ガーデニングが趣味の方や英国の伝統的なガーデニング、歴史的庭園、邸宅の風景、英国らしい田園美がが好きな方、コージーミステリー好きの方、英語のリスニングをしたい方におすすめです。
オープニングタイトルの映像は、花瓶に生けられた美しい花々が開いていく様子が映し出されます。花々はやがてローズマリーとタイムへと変わり、それらを束ねるロープが「&」の形になるという洒落た演出。オープニングの音楽には、イングリッシュ・フォークの伝統的な旋律「Scarborough Fair(スカボローフェア)」の要素が取り入れられています。クラシカルで優雅なギターの音色に、ほんのりとミステリーの緊張感があって美しいです。

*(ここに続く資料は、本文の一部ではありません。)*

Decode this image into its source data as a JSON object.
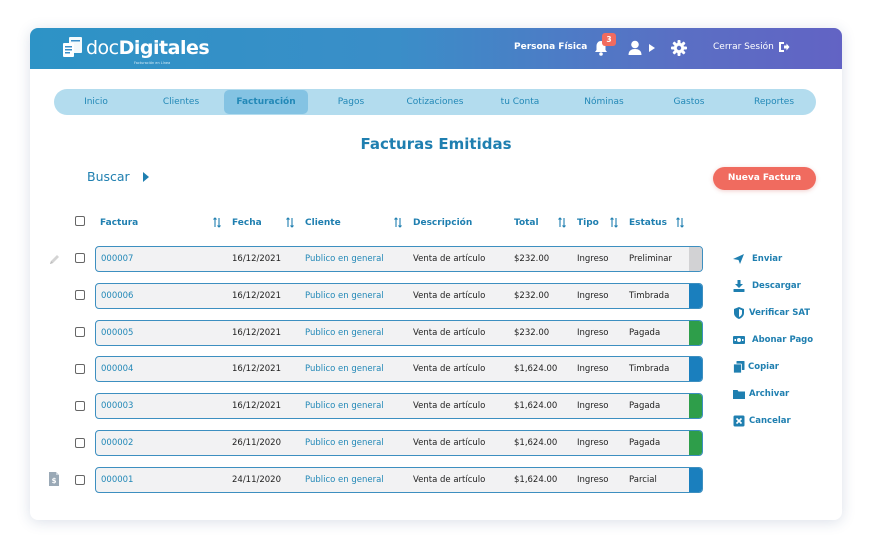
{
  "app": {
    "logo_light": "doc",
    "logo_bold": "Digitales",
    "logo_tagline": "Facturación en Línea"
  },
  "header": {
    "persona": "Persona Física",
    "notifications_count": "3",
    "logout_label": "Cerrar Sesión"
  },
  "nav": {
    "items": [
      "Inicio",
      "Clientes",
      "Facturación",
      "Pagos",
      "Cotizaciones",
      "tu Conta",
      "Nóminas",
      "Gastos",
      "Reportes"
    ],
    "active": "Facturación"
  },
  "page_title": "Facturas Emitidas",
  "search": {
    "label": "Buscar"
  },
  "new_invoice_button": "Nueva Factura",
  "table": {
    "headers": {
      "factura": "Factura",
      "fecha": "Fecha",
      "cliente": "Cliente",
      "descripcion": "Descripción",
      "total": "Total",
      "tipo": "Tipo",
      "estatus": "Estatus"
    },
    "rows": [
      {
        "factura": "000007",
        "fecha": "16/12/2021",
        "cliente": "Publico en general",
        "descripcion": "Venta de artículo",
        "total": "$232.00",
        "tipo": "Ingreso",
        "estatus": "Preliminar",
        "status_color": "#d2d2d4"
      },
      {
        "factura": "000006",
        "fecha": "16/12/2021",
        "cliente": "Publico en general",
        "descripcion": "Venta de artículo",
        "total": "$232.00",
        "tipo": "Ingreso",
        "estatus": "Timbrada",
        "status_color": "#1a7fbe"
      },
      {
        "factura": "000005",
        "fecha": "16/12/2021",
        "cliente": "Publico en general",
        "descripcion": "Venta de artículo",
        "total": "$232.00",
        "tipo": "Ingreso",
        "estatus": "Pagada",
        "status_color": "#2e9e4a"
      },
      {
        "factura": "000004",
        "fecha": "16/12/2021",
        "cliente": "Publico en general",
        "descripcion": "Venta de artículo",
        "total": "$1,624.00",
        "tipo": "Ingreso",
        "estatus": "Timbrada",
        "status_color": "#1a7fbe"
      },
      {
        "factura": "000003",
        "fecha": "16/12/2021",
        "cliente": "Publico en general",
        "descripcion": "Venta de artículo",
        "total": "$1,624.00",
        "tipo": "Ingreso",
        "estatus": "Pagada",
        "status_color": "#2e9e4a"
      },
      {
        "factura": "000002",
        "fecha": "26/11/2020",
        "cliente": "Publico en general",
        "descripcion": "Venta de artículo",
        "total": "$1,624.00",
        "tipo": "Ingreso",
        "estatus": "Pagada",
        "status_color": "#2e9e4a"
      },
      {
        "factura": "000001",
        "fecha": "24/11/2020",
        "cliente": "Publico en general",
        "descripcion": "Venta de artículo",
        "total": "$1,624.00",
        "tipo": "Ingreso",
        "estatus": "Parcial",
        "status_color": "#1a7fbe"
      }
    ]
  },
  "actions": [
    {
      "label": "Enviar",
      "icon": "send-icon"
    },
    {
      "label": "Descargar",
      "icon": "download-icon"
    },
    {
      "label": "Verificar SAT",
      "icon": "shield-icon"
    },
    {
      "label": "Abonar Pago",
      "icon": "money-icon"
    },
    {
      "label": "Copiar",
      "icon": "copy-icon"
    },
    {
      "label": "Archivar",
      "icon": "folder-icon"
    },
    {
      "label": "Cancelar",
      "icon": "cancel-icon"
    }
  ],
  "colors": {
    "brand_blue": "#1f7fb0",
    "accent_coral": "#f06b5f",
    "status_gray": "#d2d2d4",
    "status_blue": "#1a7fbe",
    "status_green": "#2e9e4a"
  }
}
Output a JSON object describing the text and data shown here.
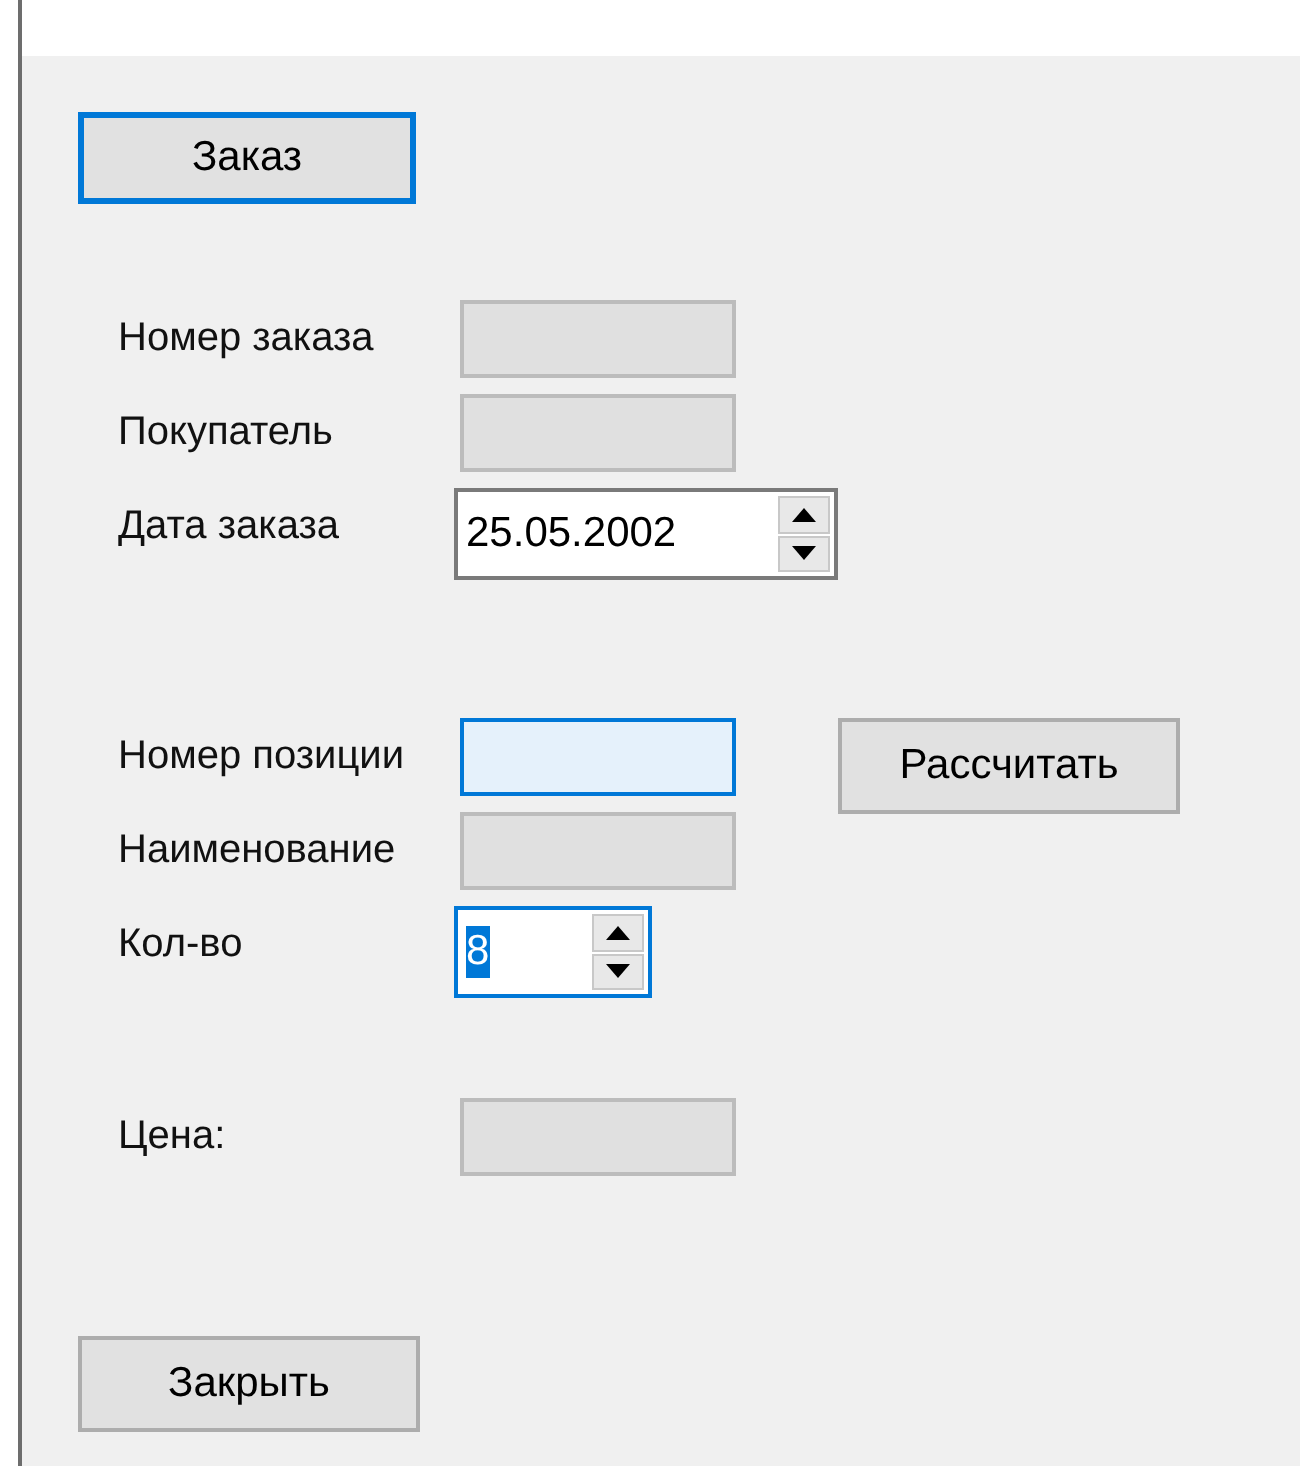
{
  "order_button": {
    "label": "Заказ",
    "focused": true
  },
  "order_fields": [
    {
      "label": "Номер заказа",
      "kind": "text",
      "disabled": true,
      "focused": false
    },
    {
      "label": "Покупатель",
      "kind": "text",
      "disabled": true,
      "focused": false
    },
    {
      "label": "Дата заказа",
      "kind": "spin",
      "value": "25.05.2002",
      "disabled": false,
      "focused": false,
      "value_selected": false
    }
  ],
  "item_fields": [
    {
      "label": "Номер позиции",
      "kind": "text",
      "disabled": false,
      "focused": true
    },
    {
      "label": "Наименование",
      "kind": "text",
      "disabled": true,
      "focused": false
    },
    {
      "label": "Кол-во",
      "kind": "spin",
      "value": "8",
      "disabled": false,
      "focused": true,
      "value_selected": true
    }
  ],
  "calculate_button": {
    "label": "Рассчитать",
    "focused": false
  },
  "price_field": {
    "label": "Цена:",
    "kind": "text",
    "disabled": true,
    "focused": false
  },
  "close_button": {
    "label": "Закрыть",
    "focused": false
  }
}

演奏はイギリスのクラシックギタリスト、ジョン・ウィリアムス。彼は映画「ディア・ハンター(The Deer Hunter)」のテーマ曲「カヴァティーナ」で世界的に知られ、20世紀を代表する名手の一人とされています。アンドレス・セゴビアに師事し、英国のクラシックギタリストジュリアン・ブリームとは親しい友人関係とのこと。(画像は引用目的で使用しています)
ドラマ「ローズマリー&タイム」 あらすじ

元婦人警官のローラ・タイム(パム・フェリス)は、夫が若い女性と浮気をしたため、家を出ることに。長年連れ添った夫に未練もあったようですが、彼女が心残りだったのは愛情を注いで手入れしてきた美しい庭でした。悔しさのあまり庭の石を拾って家の窓に投げつけるローラ。彼女を迎えに来ていたイライラ気味のタクシードライバーはその姿に驚き、慌ててローラのために車のドアを開けます笑。
しばらくの間、ローラは旧友のサムの手助けで、B&B(ベッド&ブレックファースト)に滞在することに。そこに同宿していたのが、ローズマリー・ボクサー(フェリシティ・ケンダル)でした。ローズマリーは大学時代の友人からの依頼で、彼の豪邸にある樹木の病気を調査していました。彼女はマルムズベリー大学で応用園芸学の講師を18年間務めていたものの、不当に解任されてしまいます。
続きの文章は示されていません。